Policy expectations overshadow budget boost
The brief lift from the UK Autumn Budget has faded, with traders focusing instead on central bank expectations in the absence of major data releases from either the UK or the US on Tuesday. The possibility of an imminent rate cut keeps bearish pressure on the Pound Sterling (GBP), while the US Dollar (USD) benefits from a steady bid across global markets.
Chart analysis GBP/USD
From a short-term technical standpoint, the daily chart shows a modest uptick in the 21-day Simple Moving Average (SMA), while the 50-day and 100-day SMAs continue to slope lower.

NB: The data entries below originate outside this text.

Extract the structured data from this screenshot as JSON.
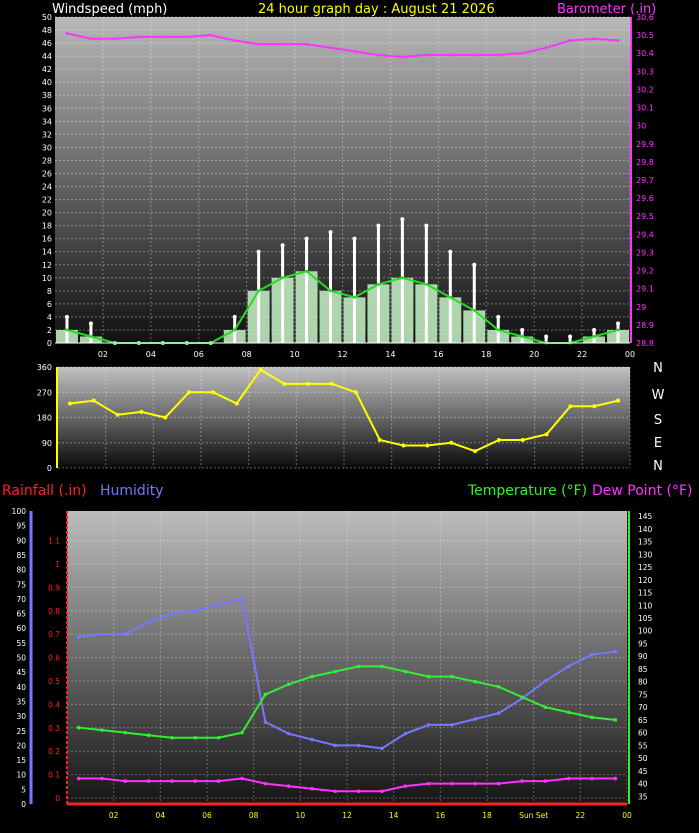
{
  "header": {
    "title": "24 hour graph day : August 21 2026",
    "windspeed_label": "Windspeed (mph)",
    "barometer_label": "Barometer (.in)"
  },
  "colors": {
    "bg": "#000000",
    "title": "#ffff00",
    "wind_label": "#ffffff",
    "baro": "#ff33ff",
    "gust": "#ffffff",
    "avg_wind": "#22dd22",
    "wind_fill": "#c8f5c8",
    "direction": "#ffff00",
    "rain": "#ff2020",
    "humidity": "#7777ff",
    "temperature": "#33ee33",
    "dewpoint": "#ff33ff"
  },
  "chart_data": [
    {
      "type": "line",
      "name": "wind-barometer",
      "x": [
        "01",
        "02",
        "03",
        "04",
        "05",
        "06",
        "07",
        "08",
        "09",
        "10",
        "11",
        "12",
        "13",
        "14",
        "15",
        "16",
        "17",
        "18",
        "19",
        "20",
        "21",
        "22",
        "23",
        "00"
      ],
      "x_ticks": [
        "02",
        "04",
        "06",
        "08",
        "10",
        "12",
        "14",
        "16",
        "18",
        "20",
        "22",
        "00"
      ],
      "ylabel": "Windspeed (mph)",
      "ylim": [
        0,
        50
      ],
      "y_ticks": [
        0,
        2,
        4,
        6,
        8,
        10,
        12,
        14,
        16,
        18,
        20,
        22,
        24,
        26,
        28,
        30,
        32,
        34,
        36,
        38,
        40,
        42,
        44,
        46,
        48,
        50
      ],
      "y2label": "Barometer (.in)",
      "y2lim": [
        28.8,
        30.6
      ],
      "y2_ticks": [
        "28.8",
        "28.9",
        "29",
        "29.1",
        "29.2",
        "29.3",
        "29.4",
        "29.5",
        "29.6",
        "29.7",
        "29.8",
        "29.9",
        "30",
        "30.1",
        "30.2",
        "30.3",
        "30.4",
        "30.5",
        "30.6"
      ],
      "series": [
        {
          "name": "gust",
          "values": [
            4,
            3,
            0,
            0,
            0,
            0,
            0,
            4,
            14,
            15,
            16,
            17,
            16,
            18,
            19,
            18,
            14,
            12,
            4,
            2,
            1,
            1,
            2,
            3
          ]
        },
        {
          "name": "avg wind",
          "values": [
            2,
            1,
            0,
            0,
            0,
            0,
            0,
            2,
            8,
            10,
            11,
            8,
            7,
            9,
            10,
            9,
            7,
            5,
            2,
            1,
            0,
            0,
            1,
            2
          ]
        },
        {
          "name": "barometer",
          "values": [
            30.51,
            30.48,
            30.48,
            30.49,
            30.49,
            30.49,
            30.5,
            30.47,
            30.45,
            30.45,
            30.45,
            30.43,
            30.41,
            30.39,
            30.38,
            30.39,
            30.39,
            30.39,
            30.39,
            30.4,
            30.43,
            30.47,
            30.48,
            30.47
          ]
        }
      ],
      "grid": true
    },
    {
      "type": "scatter",
      "name": "wind-direction",
      "x": [
        "01",
        "02",
        "03",
        "04",
        "05",
        "06",
        "07",
        "08",
        "09",
        "10",
        "11",
        "12",
        "13",
        "14",
        "15",
        "16",
        "17",
        "18",
        "19",
        "20",
        "21",
        "22",
        "23",
        "00"
      ],
      "ylim": [
        0,
        360
      ],
      "y_ticks": [
        0,
        90,
        180,
        270,
        360
      ],
      "compass_labels": [
        "N",
        "W",
        "S",
        "E",
        "N"
      ],
      "series": [
        {
          "name": "direction",
          "values": [
            230,
            240,
            190,
            200,
            180,
            270,
            270,
            230,
            350,
            300,
            300,
            300,
            270,
            100,
            80,
            80,
            90,
            60,
            100,
            100,
            120,
            220,
            220,
            240
          ]
        }
      ],
      "grid": true
    },
    {
      "type": "line",
      "name": "rain-humidity-temperature",
      "x": [
        "01",
        "02",
        "03",
        "04",
        "05",
        "06",
        "07",
        "08",
        "09",
        "10",
        "11",
        "12",
        "13",
        "14",
        "15",
        "16",
        "17",
        "18",
        "19",
        "20",
        "21",
        "22",
        "23",
        "00"
      ],
      "x_ticks": [
        "02",
        "04",
        "06",
        "08",
        "10",
        "12",
        "14",
        "16",
        "18",
        "Sun Set",
        "22",
        "00"
      ],
      "labels": {
        "rainfall": "Rainfall (.in)",
        "humidity": "Humidity",
        "temp_dew": "Temperature (°F)",
        "dew": "Dew Point (°F)"
      },
      "rain_ticks": [
        "0",
        "0.1",
        "0.2",
        "0.3",
        "0.4",
        "0.5",
        "0.6",
        "0.7",
        "0.8",
        "0.9",
        "1",
        "1.1"
      ],
      "humidity_ticks": [
        0,
        5,
        10,
        15,
        20,
        25,
        30,
        35,
        40,
        45,
        50,
        55,
        60,
        65,
        70,
        75,
        80,
        85,
        90,
        95,
        100
      ],
      "temp_ticks": [
        35,
        40,
        45,
        50,
        55,
        60,
        65,
        70,
        75,
        80,
        85,
        90,
        95,
        100,
        105,
        110,
        115,
        120,
        125,
        130,
        135,
        140,
        145
      ],
      "humidity_lim": [
        0,
        100
      ],
      "temp_lim": [
        32,
        147
      ],
      "series": [
        {
          "name": "Humidity",
          "values": [
            57,
            58,
            58,
            62,
            65,
            66,
            68,
            70,
            28,
            24,
            22,
            20,
            20,
            19,
            24,
            27,
            27,
            29,
            31,
            36,
            42,
            47,
            51,
            52
          ]
        },
        {
          "name": "Temperature",
          "values": [
            62,
            61,
            60,
            59,
            58,
            58,
            58,
            60,
            75,
            79,
            82,
            84,
            86,
            86,
            84,
            82,
            82,
            80,
            78,
            74,
            70,
            68,
            66,
            65
          ]
        },
        {
          "name": "Dew Point",
          "values": [
            42,
            42,
            41,
            41,
            41,
            41,
            41,
            42,
            40,
            39,
            38,
            37,
            37,
            37,
            39,
            40,
            40,
            40,
            40,
            41,
            41,
            42,
            42,
            42
          ]
        },
        {
          "name": "Rainfall",
          "values": [
            0,
            0,
            0,
            0,
            0,
            0,
            0,
            0,
            0,
            0,
            0,
            0,
            0,
            0,
            0,
            0,
            0,
            0,
            0,
            0,
            0,
            0,
            0,
            0
          ]
        }
      ],
      "grid": true
    }
  ]
}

Despite the 200-day SMA edging higher, GBP/USD remains below the 50-, 100- and 200-day moving averages, although it is still trading above the 21-day SMA. The Relative Strength Index (RSI) (14) sits near neutral at 51.47, pointing to stabilizing momentum after the latest rebound.
Immediate support emerges at the 21-day SMA at 1.3149, while initial resistance is seen at the 50-day SMA around 1.3270. A daily close above this level could start to ease persistent bearish pressure.
Shorter-term SMAs remain positioned below the longer-term gauges, keeping the broader bias tilted to the downside until the pair clears these overhead barriers. The 200-day SMA is rising at 1.3318, with the 100-day SMA descending at 1.3370, forming a resistance band that continues to cap upside attempts.
With the RSI hovering around 51 – well away from overbought territory – a decisive move above the 200-day SMA could pave the way toward the 100-day marker. Conversely, failure to hold above nearby supports would leave sellers firmly in control.